A new meta-analysis suggests that certain drugs used to treat irritable bowel syndrome (IBS) may have fewer side effects.
The new findings are based on 26 studies that compared benefits and harms of drugs used to treat IBS with and without diarrhoea.
"We do know that a lot of these drugs have side effects," said Dr Mark Pimentel, the study's lead author and director of the Cedars-Sinai Medical Centre’s Gastrointestinal Motility Programme in Los Angeles.
"They've been reported, but we didn't realise how bad it actually was – specifically in the IBS population."
Side effects include dry mouth
For patients with diarrhoea, the authors looked at studies of tricyclic antidepressants, alosetron (which slows GI motility and allows stool to absorb more water), and the antibiotic rifaximin.
From 19 studies, the researchers determined that about two people would benefit from tricyclic antidepressants before one patient was harmed, on average. About three patients would benefit from alosetron before one patient experienced harm, and 846 would benefit from rifaximin before one is harmed.
Without looking at how many patients would benefit, the numbers needed to harm for tricyclic antidepressants, alosetron, and rifaximin were 18.3, 19.4, and 8,971, respectively. The numbers needed to treat were 8.0, 7.5, and 10.6, respectively.
Side effects generally included dry mouth, flushing, palpitations, insomnia, constipation, stomach pain and other mild to serious symptoms.
Safety of antibiotics unknown
Alosetron, however, was withdrawn from the market in the US from 2000 to 2002 because of its potential to cause ischemic colitis, perforation, impaction, toxic megacolon, and death.

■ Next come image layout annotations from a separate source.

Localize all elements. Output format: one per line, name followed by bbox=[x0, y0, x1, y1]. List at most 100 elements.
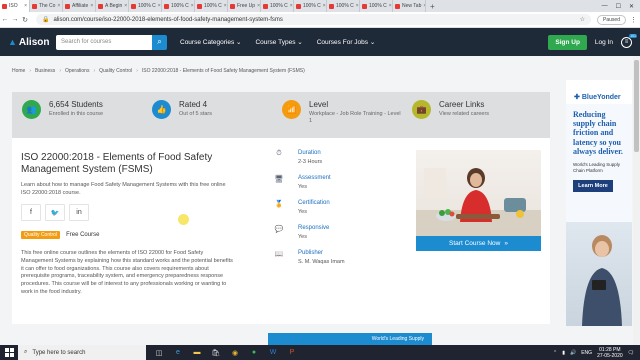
browser-tab[interactable]: 100% C × bbox=[327, 0, 360, 12]
browser-tab[interactable]: 100% C × bbox=[162, 0, 195, 12]
nav-courses-for-jobs[interactable]: Courses For Jobs ⌄ bbox=[317, 38, 376, 46]
url-field[interactable]: 🔒 alison.com/course/iso-22000-2018-eleme… bbox=[36, 14, 592, 25]
tab-close-icon[interactable]: × bbox=[191, 3, 194, 9]
browser-tab[interactable]: Affiliate × bbox=[63, 0, 96, 12]
back-icon[interactable]: ← bbox=[0, 16, 10, 23]
tab-close-icon[interactable]: × bbox=[90, 3, 93, 9]
new-tab-button[interactable]: + bbox=[426, 2, 439, 11]
tab-favicon-icon bbox=[362, 3, 367, 9]
star-icon[interactable]: ☆ bbox=[580, 16, 585, 23]
publisher-icon: 📖 bbox=[274, 251, 284, 258]
assessment-icon: 🖥 bbox=[274, 176, 284, 183]
briefcase-icon: 💼 bbox=[412, 100, 431, 119]
forward-icon[interactable]: → bbox=[10, 16, 20, 23]
course-stats-bar: 👥 6,654 Students Enrolled in this course 👍 R… bbox=[12, 92, 550, 138]
store-icon[interactable]: 🛍 bbox=[211, 349, 221, 357]
tray-arrow-icon[interactable]: ⌃ bbox=[553, 350, 557, 356]
windows-start-button[interactable] bbox=[0, 348, 18, 357]
tab-close-icon[interactable]: × bbox=[257, 3, 260, 9]
profile-paused-button[interactable]: Paused bbox=[597, 14, 626, 25]
browser-tab[interactable]: ISO × bbox=[0, 0, 30, 12]
browser-tab[interactable]: New Tab× bbox=[393, 0, 426, 12]
browser-tab[interactable]: 100% C × bbox=[129, 0, 162, 12]
network-icon[interactable]: ▮ bbox=[562, 350, 565, 356]
twitter-icon[interactable]: 🐦 bbox=[45, 204, 65, 221]
language-indicator[interactable]: ENG bbox=[581, 350, 592, 356]
breadcrumb-home[interactable]: Home bbox=[12, 68, 25, 74]
thumbs-up-icon: 👍 bbox=[152, 100, 171, 119]
menu-badge: 101 bbox=[629, 33, 637, 38]
minimize-icon[interactable]: — bbox=[602, 3, 608, 10]
tab-close-icon[interactable]: × bbox=[158, 3, 161, 9]
camtasia-icon[interactable]: ● bbox=[249, 349, 259, 356]
stat-subtitle: Workplace - Job Role Training - Level 1 bbox=[309, 111, 401, 125]
tab-favicon-icon bbox=[65, 3, 70, 9]
stat-item[interactable]: 💼 Career Links View related careers bbox=[402, 92, 532, 138]
browser-tab[interactable]: The Co × bbox=[30, 0, 63, 12]
notifications-icon[interactable]: 🗨 bbox=[628, 350, 634, 356]
scrollbar-thumb[interactable] bbox=[634, 60, 639, 152]
nav-course-categories[interactable]: Course Categories ⌄ bbox=[180, 38, 241, 46]
browser-tab[interactable]: 100% C × bbox=[360, 0, 393, 12]
linkedin-icon[interactable]: in bbox=[69, 204, 89, 221]
file-explorer-icon[interactable]: ▬ bbox=[192, 349, 202, 356]
search-icon[interactable]: ⌕ bbox=[152, 34, 167, 50]
tab-label: A Begin bbox=[105, 3, 123, 9]
meta-label: Certification bbox=[298, 200, 330, 206]
taskbar-search-input[interactable]: ⌕ Type here to search bbox=[18, 345, 146, 360]
powerpoint-icon[interactable]: P bbox=[287, 349, 297, 356]
login-button[interactable]: Log In bbox=[595, 39, 613, 46]
tab-label: Free Up bbox=[237, 3, 256, 9]
meta-item: 📖 Publisher S. M. Waqas Imam bbox=[274, 250, 394, 275]
certificate-icon: 🏅 bbox=[274, 201, 284, 208]
ad-subtext: World's Leading Supply Chain Platform bbox=[573, 161, 621, 173]
reload-icon[interactable]: ↻ bbox=[20, 16, 30, 24]
page-scrollbar[interactable] bbox=[633, 56, 640, 345]
nav-label: Course Types bbox=[255, 39, 296, 46]
ad-headline: Reducing supply chain friction and laten… bbox=[573, 110, 623, 156]
blueyonder-ad[interactable]: ✚ BlueYonder Reducing supply chain frict… bbox=[566, 80, 632, 326]
volume-icon[interactable]: 🔊 bbox=[570, 350, 576, 356]
meta-label[interactable]: Publisher bbox=[298, 250, 345, 256]
tab-close-icon[interactable]: × bbox=[323, 3, 326, 9]
alison-logo-icon: ▲ bbox=[8, 37, 17, 47]
tab-close-icon[interactable]: × bbox=[224, 3, 227, 9]
tab-favicon-icon bbox=[98, 3, 103, 9]
tab-close-icon[interactable]: × bbox=[356, 3, 359, 9]
students-icon: 👥 bbox=[22, 100, 41, 119]
address-bar: ← → ↻ 🔒 alison.com/course/iso-22000-2018… bbox=[0, 12, 640, 28]
close-icon[interactable]: ✕ bbox=[629, 3, 634, 10]
breadcrumb-quality-control[interactable]: Quality Control bbox=[99, 68, 132, 74]
meta-label: Assessment bbox=[298, 175, 331, 181]
course-search-input[interactable]: Search for courses bbox=[56, 34, 152, 50]
task-view-icon[interactable]: ◫ bbox=[154, 349, 164, 357]
category-tag[interactable]: Quality Control bbox=[21, 231, 61, 239]
alison-logo[interactable]: ▲ Alison bbox=[0, 37, 56, 48]
tab-close-icon[interactable]: × bbox=[124, 3, 127, 9]
course-long-description: This free online course outlines the ele… bbox=[21, 250, 233, 295]
tab-close-icon[interactable]: × bbox=[24, 3, 27, 9]
facebook-icon[interactable]: f bbox=[21, 204, 41, 221]
browser-tab[interactable]: 100% C × bbox=[294, 0, 327, 12]
tab-close-icon[interactable]: × bbox=[57, 3, 60, 9]
nav-course-types[interactable]: Course Types ⌄ bbox=[255, 38, 302, 46]
hamburger-menu-icon[interactable]: ≡ 101 bbox=[621, 33, 637, 48]
browser-tab[interactable]: 100% C × bbox=[261, 0, 294, 12]
chrome-icon[interactable]: ◉ bbox=[230, 349, 240, 357]
browser-tab[interactable]: Free Up × bbox=[228, 0, 261, 12]
browser-tab[interactable]: 100% C × bbox=[195, 0, 228, 12]
signup-button[interactable]: Sign Up bbox=[548, 34, 587, 50]
start-course-button[interactable]: Start Course Now » bbox=[416, 236, 541, 251]
breadcrumb-operations[interactable]: Operations bbox=[65, 68, 89, 74]
tab-close-icon[interactable]: × bbox=[290, 3, 293, 9]
clock[interactable]: 01:28 PM 27-05-2020 bbox=[597, 347, 623, 359]
edge-icon[interactable]: e bbox=[173, 349, 183, 356]
tab-close-icon[interactable]: × bbox=[389, 3, 392, 9]
bottom-ad-banner[interactable]: World's Leading Supply bbox=[268, 333, 432, 345]
ad-learn-more-button[interactable]: Learn More bbox=[573, 179, 613, 192]
word-icon[interactable]: W bbox=[268, 349, 278, 356]
breadcrumb-business[interactable]: Business bbox=[35, 68, 55, 74]
browser-menu-icon[interactable]: ⋮ bbox=[630, 16, 640, 24]
browser-tab[interactable]: A Begin × bbox=[96, 0, 129, 12]
maximize-icon[interactable]: ☐ bbox=[616, 3, 621, 10]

While rifaximin appears to be the safest option for IBS patients, Dr Ira Breite, a gastroenterologist at the New York University Langone Medical Centre, said the study didn't answer one important question about the drug.

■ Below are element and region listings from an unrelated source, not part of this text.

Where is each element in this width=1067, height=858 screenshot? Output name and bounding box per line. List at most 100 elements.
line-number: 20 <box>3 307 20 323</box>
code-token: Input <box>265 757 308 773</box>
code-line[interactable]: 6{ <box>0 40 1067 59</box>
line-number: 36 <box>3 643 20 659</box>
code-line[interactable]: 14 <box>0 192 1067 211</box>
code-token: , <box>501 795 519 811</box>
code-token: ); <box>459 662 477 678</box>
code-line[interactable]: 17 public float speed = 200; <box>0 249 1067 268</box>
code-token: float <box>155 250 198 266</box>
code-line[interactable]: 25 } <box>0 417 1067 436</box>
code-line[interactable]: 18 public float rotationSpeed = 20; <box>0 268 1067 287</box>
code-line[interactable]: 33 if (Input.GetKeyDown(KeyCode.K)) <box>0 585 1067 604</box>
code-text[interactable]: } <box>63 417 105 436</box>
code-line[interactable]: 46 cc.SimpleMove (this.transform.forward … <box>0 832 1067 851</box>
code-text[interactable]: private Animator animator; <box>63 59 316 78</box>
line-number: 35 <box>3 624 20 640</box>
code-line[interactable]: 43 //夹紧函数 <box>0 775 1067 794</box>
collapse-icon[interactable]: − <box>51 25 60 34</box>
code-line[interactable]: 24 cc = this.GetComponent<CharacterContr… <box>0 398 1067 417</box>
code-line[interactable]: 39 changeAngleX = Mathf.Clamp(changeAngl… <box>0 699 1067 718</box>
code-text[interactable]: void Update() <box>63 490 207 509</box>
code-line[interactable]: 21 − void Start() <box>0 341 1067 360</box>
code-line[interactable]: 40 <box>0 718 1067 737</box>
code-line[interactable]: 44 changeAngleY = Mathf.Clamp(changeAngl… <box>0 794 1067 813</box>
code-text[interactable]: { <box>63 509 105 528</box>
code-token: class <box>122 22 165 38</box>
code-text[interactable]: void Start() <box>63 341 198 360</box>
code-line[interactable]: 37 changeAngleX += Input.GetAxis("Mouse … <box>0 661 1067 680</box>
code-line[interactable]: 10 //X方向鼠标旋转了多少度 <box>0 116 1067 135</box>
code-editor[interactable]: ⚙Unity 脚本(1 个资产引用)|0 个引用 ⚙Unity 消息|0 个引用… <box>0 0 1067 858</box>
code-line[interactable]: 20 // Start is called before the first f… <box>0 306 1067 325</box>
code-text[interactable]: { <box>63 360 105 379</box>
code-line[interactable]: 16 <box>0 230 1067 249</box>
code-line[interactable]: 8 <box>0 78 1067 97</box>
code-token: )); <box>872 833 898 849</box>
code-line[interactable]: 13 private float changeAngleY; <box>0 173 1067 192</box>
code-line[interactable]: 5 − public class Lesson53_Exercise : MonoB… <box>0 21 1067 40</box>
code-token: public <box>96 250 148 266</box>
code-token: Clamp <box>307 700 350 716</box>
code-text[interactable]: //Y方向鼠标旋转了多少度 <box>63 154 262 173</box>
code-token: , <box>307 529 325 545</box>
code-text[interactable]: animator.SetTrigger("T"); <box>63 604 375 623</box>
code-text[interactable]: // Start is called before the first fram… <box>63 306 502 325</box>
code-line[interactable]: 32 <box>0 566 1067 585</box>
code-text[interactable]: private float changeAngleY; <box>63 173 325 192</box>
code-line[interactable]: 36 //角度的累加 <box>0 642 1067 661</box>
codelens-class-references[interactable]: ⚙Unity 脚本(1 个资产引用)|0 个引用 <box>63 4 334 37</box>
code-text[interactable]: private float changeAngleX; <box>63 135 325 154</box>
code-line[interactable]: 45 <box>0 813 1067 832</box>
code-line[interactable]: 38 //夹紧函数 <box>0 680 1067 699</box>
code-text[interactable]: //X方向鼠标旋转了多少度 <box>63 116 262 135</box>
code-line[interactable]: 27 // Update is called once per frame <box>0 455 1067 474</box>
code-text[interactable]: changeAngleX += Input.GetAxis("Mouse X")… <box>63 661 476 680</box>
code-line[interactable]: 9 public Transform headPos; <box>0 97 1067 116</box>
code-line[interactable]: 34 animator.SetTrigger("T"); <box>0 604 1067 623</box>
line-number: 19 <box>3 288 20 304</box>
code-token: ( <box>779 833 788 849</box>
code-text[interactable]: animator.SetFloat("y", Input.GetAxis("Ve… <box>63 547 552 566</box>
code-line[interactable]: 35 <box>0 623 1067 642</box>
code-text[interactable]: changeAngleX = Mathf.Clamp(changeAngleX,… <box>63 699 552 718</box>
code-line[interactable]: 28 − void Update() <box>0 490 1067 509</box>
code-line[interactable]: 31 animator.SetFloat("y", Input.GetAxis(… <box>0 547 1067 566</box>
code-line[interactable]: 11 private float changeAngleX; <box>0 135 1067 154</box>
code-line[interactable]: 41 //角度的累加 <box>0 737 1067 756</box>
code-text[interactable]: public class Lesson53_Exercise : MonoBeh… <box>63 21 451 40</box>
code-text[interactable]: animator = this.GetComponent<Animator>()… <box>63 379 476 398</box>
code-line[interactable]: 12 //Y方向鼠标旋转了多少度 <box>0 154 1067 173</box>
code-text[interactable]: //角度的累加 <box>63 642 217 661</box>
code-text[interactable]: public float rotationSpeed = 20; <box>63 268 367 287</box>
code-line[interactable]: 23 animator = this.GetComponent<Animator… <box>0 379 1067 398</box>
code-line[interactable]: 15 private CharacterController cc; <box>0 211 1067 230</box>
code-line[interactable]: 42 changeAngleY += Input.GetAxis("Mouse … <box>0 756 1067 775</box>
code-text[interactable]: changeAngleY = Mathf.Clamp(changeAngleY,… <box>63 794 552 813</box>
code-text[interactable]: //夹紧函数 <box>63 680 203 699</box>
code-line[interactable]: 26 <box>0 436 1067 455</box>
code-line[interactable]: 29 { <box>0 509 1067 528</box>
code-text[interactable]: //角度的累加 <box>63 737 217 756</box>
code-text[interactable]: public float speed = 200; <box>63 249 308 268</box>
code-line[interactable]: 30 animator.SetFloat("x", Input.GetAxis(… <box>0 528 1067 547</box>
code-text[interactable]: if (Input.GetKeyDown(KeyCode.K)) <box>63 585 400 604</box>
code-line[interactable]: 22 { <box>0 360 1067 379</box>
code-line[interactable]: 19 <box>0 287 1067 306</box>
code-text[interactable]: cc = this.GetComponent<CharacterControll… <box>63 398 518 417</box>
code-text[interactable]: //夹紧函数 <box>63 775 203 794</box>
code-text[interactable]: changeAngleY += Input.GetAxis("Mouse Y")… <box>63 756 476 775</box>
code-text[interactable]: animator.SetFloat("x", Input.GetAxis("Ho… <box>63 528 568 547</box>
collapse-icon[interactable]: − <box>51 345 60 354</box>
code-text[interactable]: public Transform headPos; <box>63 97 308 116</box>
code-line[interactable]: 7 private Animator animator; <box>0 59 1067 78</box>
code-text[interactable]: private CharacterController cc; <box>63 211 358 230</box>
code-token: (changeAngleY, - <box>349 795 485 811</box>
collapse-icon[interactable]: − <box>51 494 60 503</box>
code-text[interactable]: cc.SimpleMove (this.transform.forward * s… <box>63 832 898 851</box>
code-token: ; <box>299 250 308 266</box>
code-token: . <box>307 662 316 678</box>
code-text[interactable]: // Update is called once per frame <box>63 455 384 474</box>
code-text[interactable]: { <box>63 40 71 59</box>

Dr Breite, who was not involved in the new research, told Reuters Health that even if rifaximin is safe during treatment, nobody knows the safety of long-term use of antibiotics and what happens when you keep giving them.

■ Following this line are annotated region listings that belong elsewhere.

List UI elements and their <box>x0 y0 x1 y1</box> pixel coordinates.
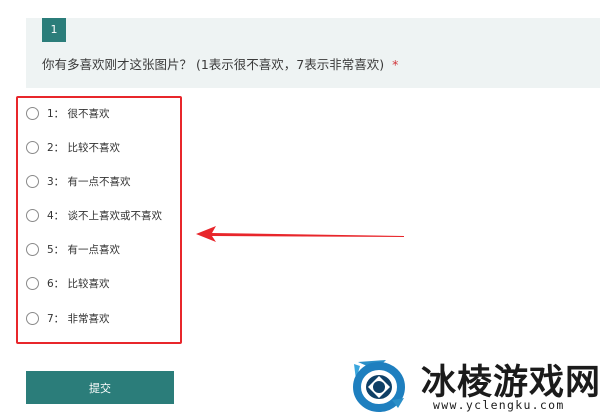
radio-button[interactable] <box>26 140 39 154</box>
red-arrow-left-icon <box>196 226 404 242</box>
option-3[interactable]: 3： 有一点不喜欢 <box>26 171 131 191</box>
submit-button[interactable]: 提交 <box>26 371 174 404</box>
question-text: 你有多喜欢刚才这张图片？ (1表示很不喜欢，7表示非常喜欢) <box>42 57 385 72</box>
question-title: 你有多喜欢刚才这张图片？ (1表示很不喜欢，7表示非常喜欢) * <box>42 54 398 73</box>
watermark-logo-icon <box>353 360 405 412</box>
radio-button[interactable] <box>26 174 39 188</box>
options-highlight-box: 1： 很不喜欢 2： 比较不喜欢 3： 有一点不喜欢 4： 谈不上喜欢或不喜欢 … <box>16 96 182 344</box>
question-number-badge: 1 <box>42 18 66 42</box>
option-label: 2： 比较不喜欢 <box>47 141 121 154</box>
radio-button[interactable] <box>26 208 39 222</box>
option-4[interactable]: 4： 谈不上喜欢或不喜欢 <box>26 205 162 225</box>
option-label: 3： 有一点不喜欢 <box>47 175 131 188</box>
radio-button[interactable] <box>26 276 39 290</box>
required-asterisk: * <box>392 57 399 72</box>
option-label: 1： 很不喜欢 <box>47 107 110 120</box>
radio-button[interactable] <box>26 106 39 120</box>
option-7[interactable]: 7： 非常喜欢 <box>26 308 110 328</box>
option-1[interactable]: 1： 很不喜欢 <box>26 103 110 123</box>
option-label: 6： 比较喜欢 <box>47 277 110 290</box>
option-6[interactable]: 6： 比较喜欢 <box>26 273 110 293</box>
watermark-url: www.yclengku.com <box>433 398 565 412</box>
radio-button[interactable] <box>26 242 39 256</box>
option-2[interactable]: 2： 比较不喜欢 <box>26 137 120 157</box>
option-5[interactable]: 5： 有一点喜欢 <box>26 239 120 259</box>
option-label: 7： 非常喜欢 <box>47 312 110 325</box>
question-card: 1 你有多喜欢刚才这张图片？ (1表示很不喜欢，7表示非常喜欢) * <box>26 18 600 88</box>
option-label: 5： 有一点喜欢 <box>47 243 121 256</box>
radio-button[interactable] <box>26 311 39 325</box>
watermark: 冰棱游戏网 www.yclengku.com <box>343 352 600 416</box>
option-label: 4： 谈不上喜欢或不喜欢 <box>47 209 163 222</box>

Approach to IBS treatment won’t change
As for IBS with constipation, the group did not have as much information to work with and it was hard to draw definitive conclusions, Dr Pimentel told Reuters Health.
But the team wrote online in The American Journal of Medicine that selective serotonin reuptake inhibitors and the prostaglandin E1 derivative lubiprostone "seem safe."
"This is not going to change any doctor's current approach to treating IBS," said Dr Breite, who added that it confirmed what physicians have thought.